One jargonlike word that Edel does employ is tristimania, which was coined by Dr. Benjamin Rush, a signatory to the Declaration of Independence and the father of American psychology. According to Edel, Rush used the word to describe “agitated forms of depression.” Says Edel of the word: “It may be inaccurate in a diagnostic sense; yet I find it has descriptive value.
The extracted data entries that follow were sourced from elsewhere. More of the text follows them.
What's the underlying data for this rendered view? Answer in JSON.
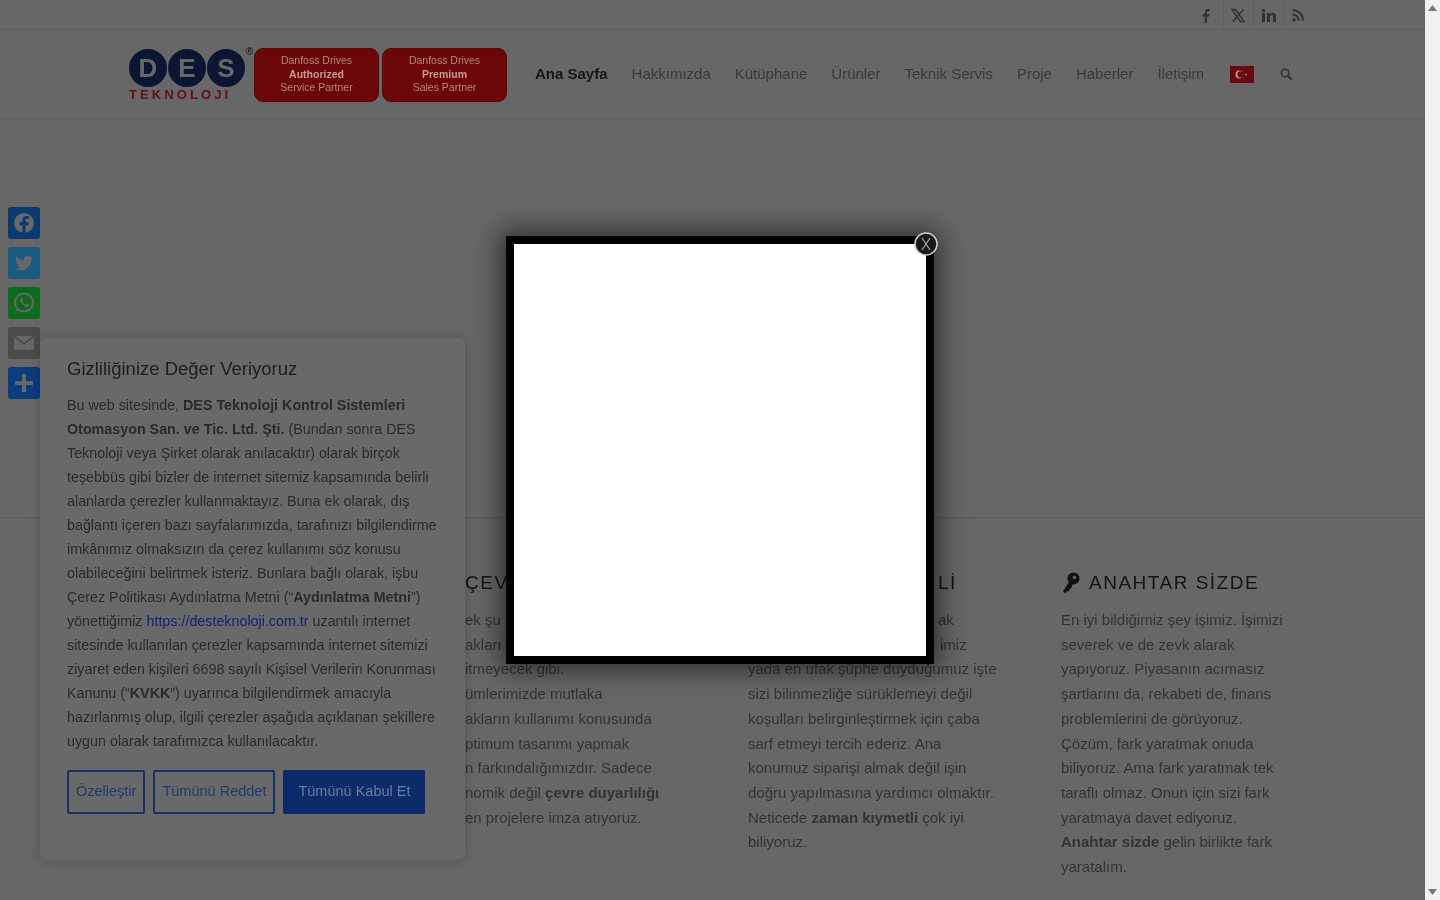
{
  "logo": {
    "letters": [
      "D",
      "E",
      "S"
    ],
    "wordmark": "TEKNOLOJI",
    "mark": "®"
  },
  "partner_badges": [
    {
      "lines": [
        {
          "text": "Danfoss Drives",
          "bold": false
        },
        {
          "text": "Authorized",
          "bold": true
        },
        {
          "text": "Service Partner",
          "bold": false
        }
      ]
    },
    {
      "lines": [
        {
          "text": "Danfoss Drives",
          "bold": false
        },
        {
          "text": "Premium",
          "bold": true
        },
        {
          "text": "Sales Partner",
          "bold": false
        }
      ]
    }
  ],
  "nav": {
    "items": [
      {
        "label": "Ana Sayfa",
        "selected": true
      },
      {
        "label": "Hakkımızda",
        "selected": false
      },
      {
        "label": "Kütüphane",
        "selected": false
      },
      {
        "label": "Ürünler",
        "selected": false
      },
      {
        "label": "Teknik Servis",
        "selected": false
      },
      {
        "label": "Proje",
        "selected": false
      },
      {
        "label": "Haberler",
        "selected": false
      },
      {
        "label": "İletişim",
        "selected": false
      }
    ]
  },
  "features": [
    {
      "kind": "cut",
      "heading": "ÇEV",
      "lines": [
        "ek şu",
        "akları",
        "itmeyecek gibi.",
        "ümlerimizde mutlaka",
        "akların kullanımı konusunda",
        "ptimum tasarımı yapmak",
        "n farkındalığımızdır. Sadece",
        "nomik değil **çevre duyarlılığı**",
        "en projelere imza atıyoruz."
      ]
    },
    {
      "kind": "partial",
      "heading": "Lİ",
      "fragments": [
        "ak",
        "imiz"
      ],
      "text": "yada en ufak şüphe duyduğumuz işte sizi bilinmezliğe sürüklemeyi değil koşulları belirginleştirmek için çaba sarf etmeyi tercih ederiz. Ana konumuz siparişi almak değil işin doğru yapılmasına yardımcı olmaktır. Neticede **zaman kıymetli** çok iyi biliyoruz."
    },
    {
      "kind": "full",
      "heading": "ANAHTAR SİZDE",
      "text": "En iyi bildiğimiz şey işimiz. İşimizi severek ve de zevk alarak yapıyoruz. Piyasanın acımasız şartlarını da, rekabeti de, finans problemlerini de görüyoruz. Çözüm, fark yaratmak onuda biliyoruz. Ama fark yaratmak tek taraflı olmaz. Onun için sizi fark yaratmaya davet ediyoruz. **Anahtar sizde** gelin birlikte fark yaratalım."
    }
  ],
  "cookie_banner": {
    "title": "Gizliliğinize Değer Veriyoruz",
    "parts": [
      {
        "kind": "text",
        "text": "Bu web sitesinde, **DES Teknoloji Kontrol Sistemleri Otomasyon San. ve Tic. Ltd. Şti.** (Bundan sonra DES Teknoloji veya Şirket olarak anılacaktır) olarak birçok teşebbüs gibi bizler de internet sitemiz kapsamında belirli alanlarda çerezler kullanmaktayız. Buna ek olarak, dış bağlantı içeren bazı sayfalarımızda, tarafınızı bilgilendirme imkânımız olmaksızın da çerez kullanımı söz konusu olabileceğini belirtmek isteriz. Bunlara bağlı olarak, işbu Çerez Politikası Aydınlatma Metni (“**Aydınlatma Metni**”) yönettiğimiz "
      },
      {
        "kind": "link",
        "text": "https://desteknoloji.com.tr"
      },
      {
        "kind": "text",
        "text": " uzantılı internet sitesinde kullanılan çerezler kapsamında internet sitemizi ziyaret eden kişileri 6698 sayılı Kişisel Verilerin Korunması Kanunu (“**KVKK**”) uyarınca bilgilendirmek amacıyla hazırlanmış olup, ilgili çerezler aşağıda açıklanan şekillere uygun olarak tarafımızca kullanılacaktır."
      }
    ],
    "buttons": [
      {
        "label": "Özelleştir",
        "kind": "outline"
      },
      {
        "label": "Tümünü Reddet",
        "kind": "outline"
      },
      {
        "label": "Tümünü Kabul Et",
        "kind": "primary"
      }
    ]
  }
}
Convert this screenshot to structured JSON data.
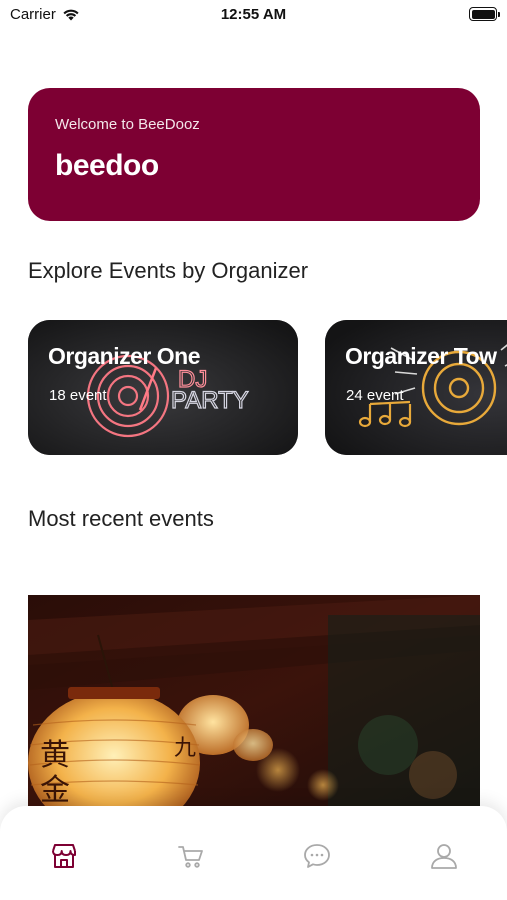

It helps describe the component of depression in art, for nothing is more chronic among writers than their sadness.” In Stuff of Sleep and Dreams he provides case studies–of Joyce, James, Eliot, Woolf, and others which show this to be true. Outstanding writers are not the kind of people who would be located on the hump of a statistician’s bell-shaped curve showing “normal” behavior; they would be close to the edge. Think of Johnson and Swift, those who Edel deals with, and others, from Milton to Beckett.
Something is notable in Edel’s examinations because of its absence: the authors he deals with are all dead; there are no living writers scrutinized. This could be simply explained by the fact that his field of study happens to be, primarily, the late 19th and early 20th centuries. However, there is another possibility. The fast and loose manipulators of post-Freudian psychology have perverted all societal norms to the point of virtual nonexistence by claiming that it is essential to “do your own thing” and by absolving all guilt for crimes committed by blaming not the responsible party but “environmental factors.” It is impossible to imagine Henry James or T. S. Eliot spouting the nihilistic phrase “Do it if it feels good,” yet it is quite easy to imagine those words–or a slight variation–from Norman Mailer or Gore Vidal. Whereas writers once recognized the necessity of propriety and so infused their art with their tension, many writers of today simply masturbate in public: sex, politics, acting, pugilistics, etc. Nothing is left for their literary works. Thus the vapidity of Ms. Dillard’s contemporary modernists, which is most apparent when examined in the light of Edel’s subjects. Of the living writers Ms. Dillard deals with at length in her book, Borges and Beckett are, perhaps, the only two who will leave behind a rich, sustaining corpus of works, which is due, in part, to their having backgrounds in which tradition means something more ancient than what happened yesterday.